Si comincia a fare anche i conti con quelli che potranno essere i risvolti negativi e gli strascichi che il coronavirus avrà per le imprese e più in generale per l’economia globale. Dovrebbe diventare tutto più chiaro a breve, nel momento in cui le grandi aziende pubblicheranno dati aggiornati sulle vendite commerciali e sulla produzione e la Cina segnalerà il bilancio sul suo settore manifatturiero. Per quest’ultima, vivendo da più tempo l’emergenza, i dati sono in parte già disponibili e mostrano il forte calo della produzione, mentre lo scoppio dell’epidemia in Italia accelera i timori della zona euro.

Facciamo il punto sulle conseguenze dell’epidemia sull’economia globale e su quella italiana, cercando di evidenziare quale dovrebbe essere l’approccio per non esasperare ulteriormente la situazione.

L’industria tecnologia, per sua natura fortemente dipendente dalle relazioni con la Cina, è tra le prime a essere colpita. Come sta vivendo la crisi e come vi reagirà possono quindi anche fare da benchmark per il problema più generale degli impatti economici dell’epidemia, in Italia e nel mondo.

Sulla scena hi-tech mondiale, Apple è diventata una delle prime aziende ad ammettere che il coronavirus, che ha attanagliato solo la Cina in prima battuta, stia ora influenzando direttamente anche il suo volume di affari, affermando che, con tutta probabilità, verranno tagliate le aspettative di vendita per questo primo trimestre, stima che, solo un mese fa, aveva annunciato essere molto positiva ed in aumento.
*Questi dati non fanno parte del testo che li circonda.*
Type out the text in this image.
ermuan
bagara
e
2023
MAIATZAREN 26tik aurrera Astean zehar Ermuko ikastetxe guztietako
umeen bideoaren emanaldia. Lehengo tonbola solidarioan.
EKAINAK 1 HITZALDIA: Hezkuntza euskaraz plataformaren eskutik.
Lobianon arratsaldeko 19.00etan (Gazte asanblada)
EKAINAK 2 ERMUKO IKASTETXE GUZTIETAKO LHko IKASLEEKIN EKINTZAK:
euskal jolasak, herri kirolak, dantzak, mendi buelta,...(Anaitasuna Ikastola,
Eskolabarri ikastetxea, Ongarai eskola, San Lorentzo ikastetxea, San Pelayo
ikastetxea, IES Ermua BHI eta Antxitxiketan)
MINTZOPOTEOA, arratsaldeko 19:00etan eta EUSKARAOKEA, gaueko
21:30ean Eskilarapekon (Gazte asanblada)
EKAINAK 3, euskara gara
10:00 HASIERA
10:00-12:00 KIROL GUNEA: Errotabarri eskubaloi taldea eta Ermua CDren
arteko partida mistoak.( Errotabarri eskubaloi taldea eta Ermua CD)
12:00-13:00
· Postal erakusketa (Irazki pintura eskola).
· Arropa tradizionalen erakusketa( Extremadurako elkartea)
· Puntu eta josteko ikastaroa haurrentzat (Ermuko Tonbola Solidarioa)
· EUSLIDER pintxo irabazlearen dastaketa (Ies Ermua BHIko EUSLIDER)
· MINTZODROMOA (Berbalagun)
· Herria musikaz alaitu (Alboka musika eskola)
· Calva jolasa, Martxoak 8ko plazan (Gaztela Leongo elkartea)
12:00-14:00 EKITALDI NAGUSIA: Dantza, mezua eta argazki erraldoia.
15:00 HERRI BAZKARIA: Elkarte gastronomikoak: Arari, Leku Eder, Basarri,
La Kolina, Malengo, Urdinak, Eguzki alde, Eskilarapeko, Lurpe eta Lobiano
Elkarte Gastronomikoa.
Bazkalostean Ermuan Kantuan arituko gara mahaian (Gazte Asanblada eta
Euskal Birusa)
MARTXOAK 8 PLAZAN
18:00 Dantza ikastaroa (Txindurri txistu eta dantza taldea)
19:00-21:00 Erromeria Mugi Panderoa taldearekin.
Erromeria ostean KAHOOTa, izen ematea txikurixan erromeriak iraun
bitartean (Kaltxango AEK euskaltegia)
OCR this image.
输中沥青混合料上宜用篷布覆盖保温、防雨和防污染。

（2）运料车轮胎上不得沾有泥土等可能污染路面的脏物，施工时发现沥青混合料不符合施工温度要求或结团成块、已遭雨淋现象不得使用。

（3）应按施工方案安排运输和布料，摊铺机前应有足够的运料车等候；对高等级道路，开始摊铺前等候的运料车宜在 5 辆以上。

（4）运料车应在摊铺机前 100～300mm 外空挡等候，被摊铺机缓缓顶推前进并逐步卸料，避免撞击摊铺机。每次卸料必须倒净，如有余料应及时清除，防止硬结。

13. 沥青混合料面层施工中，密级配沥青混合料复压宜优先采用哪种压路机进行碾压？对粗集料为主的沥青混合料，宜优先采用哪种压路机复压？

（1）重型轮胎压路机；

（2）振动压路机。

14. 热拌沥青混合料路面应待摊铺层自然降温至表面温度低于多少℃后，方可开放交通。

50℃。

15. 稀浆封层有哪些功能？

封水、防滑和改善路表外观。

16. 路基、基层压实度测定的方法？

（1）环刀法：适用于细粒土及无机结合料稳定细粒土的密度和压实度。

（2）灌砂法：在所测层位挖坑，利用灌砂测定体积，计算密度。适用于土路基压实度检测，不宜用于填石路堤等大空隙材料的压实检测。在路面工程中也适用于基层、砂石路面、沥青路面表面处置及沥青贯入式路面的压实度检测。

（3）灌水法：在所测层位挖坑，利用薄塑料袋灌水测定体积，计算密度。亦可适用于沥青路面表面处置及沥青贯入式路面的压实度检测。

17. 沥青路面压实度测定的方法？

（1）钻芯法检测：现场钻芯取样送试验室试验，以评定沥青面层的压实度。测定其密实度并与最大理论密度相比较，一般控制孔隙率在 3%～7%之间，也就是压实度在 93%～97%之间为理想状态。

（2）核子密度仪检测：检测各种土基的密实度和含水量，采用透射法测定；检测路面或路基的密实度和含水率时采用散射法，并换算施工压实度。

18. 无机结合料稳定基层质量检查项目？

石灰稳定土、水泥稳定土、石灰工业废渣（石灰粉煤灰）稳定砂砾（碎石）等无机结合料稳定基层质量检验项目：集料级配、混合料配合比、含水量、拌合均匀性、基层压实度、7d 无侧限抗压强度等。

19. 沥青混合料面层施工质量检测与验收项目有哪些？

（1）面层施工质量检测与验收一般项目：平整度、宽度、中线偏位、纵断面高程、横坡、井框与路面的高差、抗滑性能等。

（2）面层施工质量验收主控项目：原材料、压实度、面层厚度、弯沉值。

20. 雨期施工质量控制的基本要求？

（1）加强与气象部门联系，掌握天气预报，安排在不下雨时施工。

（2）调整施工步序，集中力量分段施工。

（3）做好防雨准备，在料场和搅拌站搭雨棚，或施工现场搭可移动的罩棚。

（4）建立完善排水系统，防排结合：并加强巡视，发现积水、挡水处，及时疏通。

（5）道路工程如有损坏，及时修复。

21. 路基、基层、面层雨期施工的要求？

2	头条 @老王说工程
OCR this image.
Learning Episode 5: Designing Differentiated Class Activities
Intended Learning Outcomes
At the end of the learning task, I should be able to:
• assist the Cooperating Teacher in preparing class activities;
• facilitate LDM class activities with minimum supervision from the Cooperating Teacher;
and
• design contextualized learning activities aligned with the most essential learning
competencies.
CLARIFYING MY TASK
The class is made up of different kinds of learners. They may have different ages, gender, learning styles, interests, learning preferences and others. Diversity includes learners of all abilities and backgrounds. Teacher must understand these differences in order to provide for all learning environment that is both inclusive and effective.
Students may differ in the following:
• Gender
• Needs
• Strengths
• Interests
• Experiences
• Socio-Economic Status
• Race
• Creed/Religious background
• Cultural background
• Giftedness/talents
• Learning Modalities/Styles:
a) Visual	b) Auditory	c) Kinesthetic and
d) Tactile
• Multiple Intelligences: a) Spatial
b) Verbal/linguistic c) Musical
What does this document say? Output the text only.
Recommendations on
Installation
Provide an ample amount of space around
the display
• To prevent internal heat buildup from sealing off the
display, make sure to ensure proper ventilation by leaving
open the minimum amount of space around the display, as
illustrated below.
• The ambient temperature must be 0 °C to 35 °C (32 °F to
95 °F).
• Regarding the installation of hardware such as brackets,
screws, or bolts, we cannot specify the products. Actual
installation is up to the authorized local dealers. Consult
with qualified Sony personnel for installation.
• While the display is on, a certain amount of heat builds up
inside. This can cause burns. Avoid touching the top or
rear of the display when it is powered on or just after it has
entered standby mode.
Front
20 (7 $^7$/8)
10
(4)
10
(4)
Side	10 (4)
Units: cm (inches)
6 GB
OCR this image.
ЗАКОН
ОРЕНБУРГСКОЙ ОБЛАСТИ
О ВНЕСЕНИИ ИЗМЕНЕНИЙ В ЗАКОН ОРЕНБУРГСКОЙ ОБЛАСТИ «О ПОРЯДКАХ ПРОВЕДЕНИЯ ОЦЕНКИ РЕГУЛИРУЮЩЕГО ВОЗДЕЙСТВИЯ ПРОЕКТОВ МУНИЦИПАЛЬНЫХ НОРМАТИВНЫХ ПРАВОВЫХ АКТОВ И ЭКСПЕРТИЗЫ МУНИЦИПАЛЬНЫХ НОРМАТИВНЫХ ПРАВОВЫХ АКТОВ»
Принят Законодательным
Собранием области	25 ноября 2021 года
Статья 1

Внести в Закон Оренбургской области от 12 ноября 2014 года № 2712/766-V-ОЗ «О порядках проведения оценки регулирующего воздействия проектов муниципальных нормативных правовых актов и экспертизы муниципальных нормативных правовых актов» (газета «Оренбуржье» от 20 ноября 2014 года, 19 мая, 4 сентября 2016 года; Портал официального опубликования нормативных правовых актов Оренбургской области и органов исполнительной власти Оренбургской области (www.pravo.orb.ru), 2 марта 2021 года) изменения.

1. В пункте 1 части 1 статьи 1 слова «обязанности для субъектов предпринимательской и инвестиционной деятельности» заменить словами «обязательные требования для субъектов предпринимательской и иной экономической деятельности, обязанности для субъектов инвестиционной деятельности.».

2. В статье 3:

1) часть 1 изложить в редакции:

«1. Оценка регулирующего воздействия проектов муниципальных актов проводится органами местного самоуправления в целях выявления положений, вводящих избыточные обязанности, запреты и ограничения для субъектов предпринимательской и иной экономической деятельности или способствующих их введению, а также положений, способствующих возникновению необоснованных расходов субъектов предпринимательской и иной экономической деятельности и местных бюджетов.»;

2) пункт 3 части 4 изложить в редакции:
Il produttore degli iPhone, che dipende fortemente dalle fabbriche cinesi e anche dagli stessi consumatori cinesi, che sono adesso tra i primi acquirenti dei prodotti Apple dopo anni in cui si erano rivolti quasi esclusivamente ai prodotti delle case cinesi (Huawei e Xiaomi in primis), ha ammesso che la sua offerta globale di smartphone sarebbe ostacolata dalla produzione che sta procedendo più lentamente del previsto. Apple ha anche affermato che la vendita dei suoi dispositivi in Cina è stata fortemente danneggiata dalle chiusure di tutti i 42 negozi del paese, nel mese scorso e la maggior parte deve ancora riaprire.

Più di recente sono arrivati segnali allarmanti, sui ricavi, da Microsoft (per calo mercato Windows cinese) ed Expedia (per impatto su prenotazione online viaggi).